Desligando o ataque imune em múltiplas etapas

A equipe testou como cada proteína Chi afeta o sistema complemento em experimentos de bancada. Todas as cinco foram capazes de atenuar a chamada via alternativa, uma das principais vias de ativação do complemento, embora ChiA fosse mais fraca. ChiE foi além e também reduziu as vias clássica e da lectina, que são ativadas por anticorpos ou por padrões de açúcares em micróbios. Várias proteínas Chi, especialmente ChiB, ChiC, ChiD e ChiE, interferiram na etapa final em que as proteínas do complemento se montam em anéis danosos na superfície celular, impedindo a formação completa do anel e protegendo glóbulos vermelhos em um ensaio de hemólise. As proteínas ligaram componentes chave do complemento, como C3b e partes da via clássica, e ao fazê-lo bloquearam a cascata sem necessidade de clivar essas moléculas diretamente.

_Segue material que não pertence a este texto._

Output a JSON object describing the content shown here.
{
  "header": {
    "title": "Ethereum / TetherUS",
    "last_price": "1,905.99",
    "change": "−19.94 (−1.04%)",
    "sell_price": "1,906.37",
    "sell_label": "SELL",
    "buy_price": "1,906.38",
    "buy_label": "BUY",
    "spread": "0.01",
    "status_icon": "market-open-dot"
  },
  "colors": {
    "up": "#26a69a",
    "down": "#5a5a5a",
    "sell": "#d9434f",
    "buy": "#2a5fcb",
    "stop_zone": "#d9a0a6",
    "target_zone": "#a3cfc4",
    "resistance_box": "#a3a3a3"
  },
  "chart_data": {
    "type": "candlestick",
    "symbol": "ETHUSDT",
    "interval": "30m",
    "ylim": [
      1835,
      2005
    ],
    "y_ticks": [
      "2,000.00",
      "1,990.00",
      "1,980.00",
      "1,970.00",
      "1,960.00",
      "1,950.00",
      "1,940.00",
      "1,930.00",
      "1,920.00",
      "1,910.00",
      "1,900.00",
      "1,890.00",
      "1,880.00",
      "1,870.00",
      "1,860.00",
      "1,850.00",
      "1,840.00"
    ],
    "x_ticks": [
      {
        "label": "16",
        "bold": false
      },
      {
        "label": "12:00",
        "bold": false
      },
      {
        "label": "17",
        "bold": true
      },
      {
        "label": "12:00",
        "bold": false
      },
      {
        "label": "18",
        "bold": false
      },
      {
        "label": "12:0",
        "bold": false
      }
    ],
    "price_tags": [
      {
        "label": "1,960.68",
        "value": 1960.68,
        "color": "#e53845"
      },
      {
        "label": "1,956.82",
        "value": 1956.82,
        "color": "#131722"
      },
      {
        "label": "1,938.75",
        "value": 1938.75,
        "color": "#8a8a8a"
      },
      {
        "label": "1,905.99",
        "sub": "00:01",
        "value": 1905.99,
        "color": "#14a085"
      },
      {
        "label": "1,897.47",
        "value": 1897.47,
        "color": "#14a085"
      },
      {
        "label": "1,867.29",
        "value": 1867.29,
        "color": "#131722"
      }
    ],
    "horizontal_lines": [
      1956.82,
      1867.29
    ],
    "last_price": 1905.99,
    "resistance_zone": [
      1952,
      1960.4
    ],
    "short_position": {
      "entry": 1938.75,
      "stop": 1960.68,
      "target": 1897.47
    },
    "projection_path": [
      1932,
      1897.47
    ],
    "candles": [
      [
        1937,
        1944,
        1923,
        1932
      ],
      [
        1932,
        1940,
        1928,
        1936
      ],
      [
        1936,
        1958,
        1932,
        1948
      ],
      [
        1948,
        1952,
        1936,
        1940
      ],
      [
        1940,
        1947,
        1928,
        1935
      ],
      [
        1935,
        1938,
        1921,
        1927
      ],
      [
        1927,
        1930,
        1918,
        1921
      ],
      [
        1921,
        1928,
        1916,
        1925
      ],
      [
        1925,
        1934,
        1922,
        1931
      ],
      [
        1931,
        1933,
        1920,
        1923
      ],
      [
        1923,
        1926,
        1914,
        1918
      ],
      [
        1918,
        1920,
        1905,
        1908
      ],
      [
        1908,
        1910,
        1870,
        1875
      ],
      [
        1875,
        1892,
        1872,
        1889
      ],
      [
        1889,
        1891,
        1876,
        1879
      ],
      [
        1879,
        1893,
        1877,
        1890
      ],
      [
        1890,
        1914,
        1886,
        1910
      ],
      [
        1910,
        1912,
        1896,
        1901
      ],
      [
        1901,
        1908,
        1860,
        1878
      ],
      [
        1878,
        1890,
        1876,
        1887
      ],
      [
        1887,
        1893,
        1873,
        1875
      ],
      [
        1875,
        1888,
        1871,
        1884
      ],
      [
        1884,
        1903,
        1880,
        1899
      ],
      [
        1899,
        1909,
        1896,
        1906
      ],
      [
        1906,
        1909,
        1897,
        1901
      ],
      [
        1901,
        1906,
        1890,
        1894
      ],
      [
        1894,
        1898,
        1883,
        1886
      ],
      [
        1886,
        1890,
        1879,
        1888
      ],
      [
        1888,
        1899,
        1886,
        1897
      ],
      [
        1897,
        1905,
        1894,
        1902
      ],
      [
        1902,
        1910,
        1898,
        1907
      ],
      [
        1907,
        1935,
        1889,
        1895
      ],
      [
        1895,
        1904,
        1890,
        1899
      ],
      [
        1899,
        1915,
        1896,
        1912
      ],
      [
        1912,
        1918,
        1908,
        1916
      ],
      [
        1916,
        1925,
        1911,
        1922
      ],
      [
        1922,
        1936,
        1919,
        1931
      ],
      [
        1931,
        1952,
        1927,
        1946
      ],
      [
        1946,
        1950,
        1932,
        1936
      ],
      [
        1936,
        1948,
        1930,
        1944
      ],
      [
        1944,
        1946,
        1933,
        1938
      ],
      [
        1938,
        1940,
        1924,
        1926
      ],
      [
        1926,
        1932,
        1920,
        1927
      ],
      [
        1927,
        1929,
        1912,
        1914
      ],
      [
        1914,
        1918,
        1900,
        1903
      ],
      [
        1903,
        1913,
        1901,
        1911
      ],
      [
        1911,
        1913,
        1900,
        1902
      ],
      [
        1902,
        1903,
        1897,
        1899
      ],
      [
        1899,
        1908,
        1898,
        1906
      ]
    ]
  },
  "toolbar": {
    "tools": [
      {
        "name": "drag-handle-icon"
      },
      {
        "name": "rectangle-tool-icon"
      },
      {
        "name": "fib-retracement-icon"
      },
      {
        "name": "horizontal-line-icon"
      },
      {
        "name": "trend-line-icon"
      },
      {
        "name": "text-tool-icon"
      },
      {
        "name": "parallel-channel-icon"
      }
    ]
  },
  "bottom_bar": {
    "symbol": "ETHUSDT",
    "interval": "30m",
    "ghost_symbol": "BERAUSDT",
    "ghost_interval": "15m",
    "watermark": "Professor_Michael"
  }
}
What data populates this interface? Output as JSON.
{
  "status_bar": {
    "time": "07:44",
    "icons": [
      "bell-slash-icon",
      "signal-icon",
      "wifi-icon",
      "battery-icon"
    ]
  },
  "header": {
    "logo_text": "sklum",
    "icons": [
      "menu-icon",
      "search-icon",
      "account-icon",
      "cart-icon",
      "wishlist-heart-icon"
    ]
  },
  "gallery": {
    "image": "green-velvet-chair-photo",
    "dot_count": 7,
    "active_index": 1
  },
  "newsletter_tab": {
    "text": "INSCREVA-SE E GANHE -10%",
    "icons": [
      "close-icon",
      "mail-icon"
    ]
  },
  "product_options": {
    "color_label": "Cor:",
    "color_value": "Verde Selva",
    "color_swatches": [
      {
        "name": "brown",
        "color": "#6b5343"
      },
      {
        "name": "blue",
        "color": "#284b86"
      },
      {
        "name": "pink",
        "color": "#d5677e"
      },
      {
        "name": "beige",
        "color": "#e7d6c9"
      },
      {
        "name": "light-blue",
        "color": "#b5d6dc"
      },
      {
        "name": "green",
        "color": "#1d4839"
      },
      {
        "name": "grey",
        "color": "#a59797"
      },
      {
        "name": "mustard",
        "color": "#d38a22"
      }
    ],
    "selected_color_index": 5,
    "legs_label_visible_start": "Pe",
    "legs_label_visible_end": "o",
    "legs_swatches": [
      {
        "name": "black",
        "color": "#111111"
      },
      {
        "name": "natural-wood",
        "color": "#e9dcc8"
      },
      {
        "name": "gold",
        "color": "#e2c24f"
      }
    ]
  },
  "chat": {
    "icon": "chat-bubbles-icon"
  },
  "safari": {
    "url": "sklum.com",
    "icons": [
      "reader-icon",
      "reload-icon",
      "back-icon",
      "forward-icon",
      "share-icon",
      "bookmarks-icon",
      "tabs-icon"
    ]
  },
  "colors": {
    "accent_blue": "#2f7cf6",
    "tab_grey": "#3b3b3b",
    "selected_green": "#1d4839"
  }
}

Tomando emprestada uma enzima humana para abrir caminho

Além de bloquear o complemento diretamente, as proteínas Chi também exploram outro sistema humano: o plasminogênio, a forma inativa da enzima plasmina, que dissolve tecidos. A maioria das proteínas Chi ligou o plasminogênio com afinidade, e uma vez adicionado um ativador humano, a plasmina capturada pôde clivar o componente do complemento C3b. Isso significa que B. recurrentis pode decorar sua superfície com enzimas derivadas do hospedeiro que ajudam a remover marcas de complemento e possivelmente outras barreiras, como estruturas teciduais, facilitando a disseminação pelo corpo. Quando os pesquisadores adicionaram proteínas Chi purificadas a uma linhagem de Borrelia sensível ao soro, ou engenheiraram essa linhagem para produzir proteínas Chi específicas, as bactérias sobreviveram muito melhor em soro humano, confirmando que essas moléculas tornam o ataque do complemento menos letal na prática.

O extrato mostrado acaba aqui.